A polícia disparou bombas de gás lacrimogêneo, relataram testemunhas, afirmando que 50 a 60 pessoas foram presas. Os carros que passavam pelo local e buzinavam em apoio aos manifestantes eram "marcados" com tinta para que a polícia possa prender seus ocupantes depois.

A manifestação havia sido convocada em homenagem à jovem manifestante Neda, morta sábado ao receber uma bala no peito, segundo um vídeo amplamente divulgado na internet.

Grupos de 'bassij', a milícia islâmica, armados com pedaços de pau, cassetetes e cabos de aço perseguiram os manifestantes. Alguns foram presos pela polícia.

Os militantes ignoraram a advertência dos Guardiões da Revolução, o corpo de elite da República Islâmica, que ameaçaram com uma resposta "decisiva e revolucionária para acabar com o complô e os tumultos".

Foi a primeira advertência deste tipo lançada pelos Guardiões (Pasdaran) desde o início, em 13 de junho, da contestação dirigida por Mir Hossein Moussavi, principal adversário de Ahmadinejad na eleição presidenjcial.

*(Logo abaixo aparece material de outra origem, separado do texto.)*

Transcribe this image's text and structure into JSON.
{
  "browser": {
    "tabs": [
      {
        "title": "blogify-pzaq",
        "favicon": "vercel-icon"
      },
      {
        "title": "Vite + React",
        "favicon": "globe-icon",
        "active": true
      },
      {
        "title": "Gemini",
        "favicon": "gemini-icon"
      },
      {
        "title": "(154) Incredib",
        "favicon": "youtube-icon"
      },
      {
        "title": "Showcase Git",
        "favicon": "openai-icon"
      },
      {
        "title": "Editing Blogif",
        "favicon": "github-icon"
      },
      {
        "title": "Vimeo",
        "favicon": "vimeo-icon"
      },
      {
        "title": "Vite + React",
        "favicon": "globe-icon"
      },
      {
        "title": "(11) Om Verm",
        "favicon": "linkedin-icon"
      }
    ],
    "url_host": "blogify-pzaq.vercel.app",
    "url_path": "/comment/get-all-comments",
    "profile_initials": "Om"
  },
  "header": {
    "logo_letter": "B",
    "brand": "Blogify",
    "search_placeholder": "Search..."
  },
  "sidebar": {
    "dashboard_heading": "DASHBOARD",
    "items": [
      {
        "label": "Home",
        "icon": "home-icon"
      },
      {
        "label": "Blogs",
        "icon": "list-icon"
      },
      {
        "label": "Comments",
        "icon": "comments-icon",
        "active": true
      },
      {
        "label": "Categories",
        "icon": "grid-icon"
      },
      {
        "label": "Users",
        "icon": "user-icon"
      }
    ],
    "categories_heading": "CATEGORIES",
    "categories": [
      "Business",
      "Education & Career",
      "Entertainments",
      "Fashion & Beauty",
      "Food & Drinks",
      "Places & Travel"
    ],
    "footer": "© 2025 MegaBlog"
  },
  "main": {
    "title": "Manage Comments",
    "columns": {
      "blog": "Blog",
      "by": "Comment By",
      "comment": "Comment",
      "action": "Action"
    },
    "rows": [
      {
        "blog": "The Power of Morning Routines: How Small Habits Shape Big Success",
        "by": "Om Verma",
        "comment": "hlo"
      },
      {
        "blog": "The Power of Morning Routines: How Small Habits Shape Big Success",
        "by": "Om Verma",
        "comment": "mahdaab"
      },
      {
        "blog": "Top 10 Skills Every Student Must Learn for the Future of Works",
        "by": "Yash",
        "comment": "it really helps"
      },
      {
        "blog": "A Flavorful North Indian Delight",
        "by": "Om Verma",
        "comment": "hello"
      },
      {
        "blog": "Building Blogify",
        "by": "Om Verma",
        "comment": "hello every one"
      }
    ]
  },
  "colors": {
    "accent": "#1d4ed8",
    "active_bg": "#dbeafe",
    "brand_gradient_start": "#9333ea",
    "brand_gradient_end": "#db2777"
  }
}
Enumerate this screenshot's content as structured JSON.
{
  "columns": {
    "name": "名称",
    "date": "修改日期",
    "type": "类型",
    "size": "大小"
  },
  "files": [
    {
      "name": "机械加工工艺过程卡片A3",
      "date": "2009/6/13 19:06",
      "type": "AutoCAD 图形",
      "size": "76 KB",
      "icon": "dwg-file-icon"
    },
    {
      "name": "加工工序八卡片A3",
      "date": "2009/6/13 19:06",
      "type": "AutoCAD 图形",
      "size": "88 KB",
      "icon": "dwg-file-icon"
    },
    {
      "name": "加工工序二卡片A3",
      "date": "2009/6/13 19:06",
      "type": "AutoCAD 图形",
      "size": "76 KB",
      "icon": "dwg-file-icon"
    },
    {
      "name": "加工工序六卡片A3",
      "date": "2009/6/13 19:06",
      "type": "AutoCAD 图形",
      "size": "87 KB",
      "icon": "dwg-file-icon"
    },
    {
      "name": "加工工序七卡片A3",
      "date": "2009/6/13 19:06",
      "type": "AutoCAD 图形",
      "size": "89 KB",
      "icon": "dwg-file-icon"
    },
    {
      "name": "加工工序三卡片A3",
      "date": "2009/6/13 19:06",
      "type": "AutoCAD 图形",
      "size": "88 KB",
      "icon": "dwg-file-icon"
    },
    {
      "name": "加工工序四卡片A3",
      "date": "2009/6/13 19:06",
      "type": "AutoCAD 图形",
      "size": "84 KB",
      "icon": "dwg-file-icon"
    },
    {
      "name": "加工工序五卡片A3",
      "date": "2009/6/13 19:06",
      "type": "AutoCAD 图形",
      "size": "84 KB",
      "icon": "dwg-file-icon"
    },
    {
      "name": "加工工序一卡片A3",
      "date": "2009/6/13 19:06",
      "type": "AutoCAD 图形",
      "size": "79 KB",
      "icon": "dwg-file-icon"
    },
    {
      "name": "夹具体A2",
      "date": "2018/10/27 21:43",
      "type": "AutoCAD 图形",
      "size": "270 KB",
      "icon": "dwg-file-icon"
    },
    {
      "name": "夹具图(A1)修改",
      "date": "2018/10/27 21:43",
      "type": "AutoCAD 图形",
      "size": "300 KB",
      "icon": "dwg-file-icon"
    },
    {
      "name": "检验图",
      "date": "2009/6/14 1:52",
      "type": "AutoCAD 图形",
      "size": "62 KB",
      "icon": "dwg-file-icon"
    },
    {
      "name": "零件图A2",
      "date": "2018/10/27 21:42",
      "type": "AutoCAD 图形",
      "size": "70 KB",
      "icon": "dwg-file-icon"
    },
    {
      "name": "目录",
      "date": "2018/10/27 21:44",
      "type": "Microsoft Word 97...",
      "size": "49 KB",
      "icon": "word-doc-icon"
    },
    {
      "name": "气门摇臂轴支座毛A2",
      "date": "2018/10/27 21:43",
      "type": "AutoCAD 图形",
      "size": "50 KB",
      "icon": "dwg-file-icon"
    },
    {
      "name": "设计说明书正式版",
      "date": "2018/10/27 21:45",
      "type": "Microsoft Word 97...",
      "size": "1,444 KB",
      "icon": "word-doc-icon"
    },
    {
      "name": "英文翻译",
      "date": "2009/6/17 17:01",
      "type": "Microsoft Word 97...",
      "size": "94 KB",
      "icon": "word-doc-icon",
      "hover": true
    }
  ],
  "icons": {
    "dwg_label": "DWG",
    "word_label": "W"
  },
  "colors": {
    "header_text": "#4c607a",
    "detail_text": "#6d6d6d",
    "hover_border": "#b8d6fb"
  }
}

Na véspera, Moussavi, um ex-primeiro-ministro (1980-1989), conclamara seus partidários a continuar protestando "contra a mentira e a fraude".

Contudo, tinha recomendado aos manifestantes evitarem qualquer tipo de provocação, e pedido à polícia e ao exército que não recorressem ao uso excessivo da força.

Pelo menos 10 pessoas morreram e mais de 100 ficaram feridos nas manifestações de sábado, segundo a televisão estatal. Assim, o número de mortos em Teerã desde o início dos tumultos chegou a 17.

Os manifestantes denunciaram a reação desproporcional da polícia, que não duvidou em atirar com balas reais. Mis de 460 pessoas foram detidas, segundo a TV.

O Conselho dos Guardiões da Constituição, que deve se pronunciar até quarta-feira sobre as queixas por irregularidades emitidas pelos adversários de Ahmadinejad, admitiu que houve mais votos que eleições potenciais em 50 dos 366 distritos do país. O Conselho garantiu, porém, que isso não influenciará os resultados da eleição.

Muitas vozes se elevaram desde o dia 12 de junho para condenar a onda de violência em Teerã, levando o poder iraniano a denunciar a "ingerência" dos ocidentais.

"Os países ocidentais se intrometeram no processo eleitoral exagerando as manifestações organizadas contra os resultados da votação", acusou o porta-voz do ministério das Relações Exteriores, Hassan Ghashghavi, criticando principalmente a França e a Grã-Bretanha.

Ele atacou duramente a BBC, que teve seu correspondente expulso do país.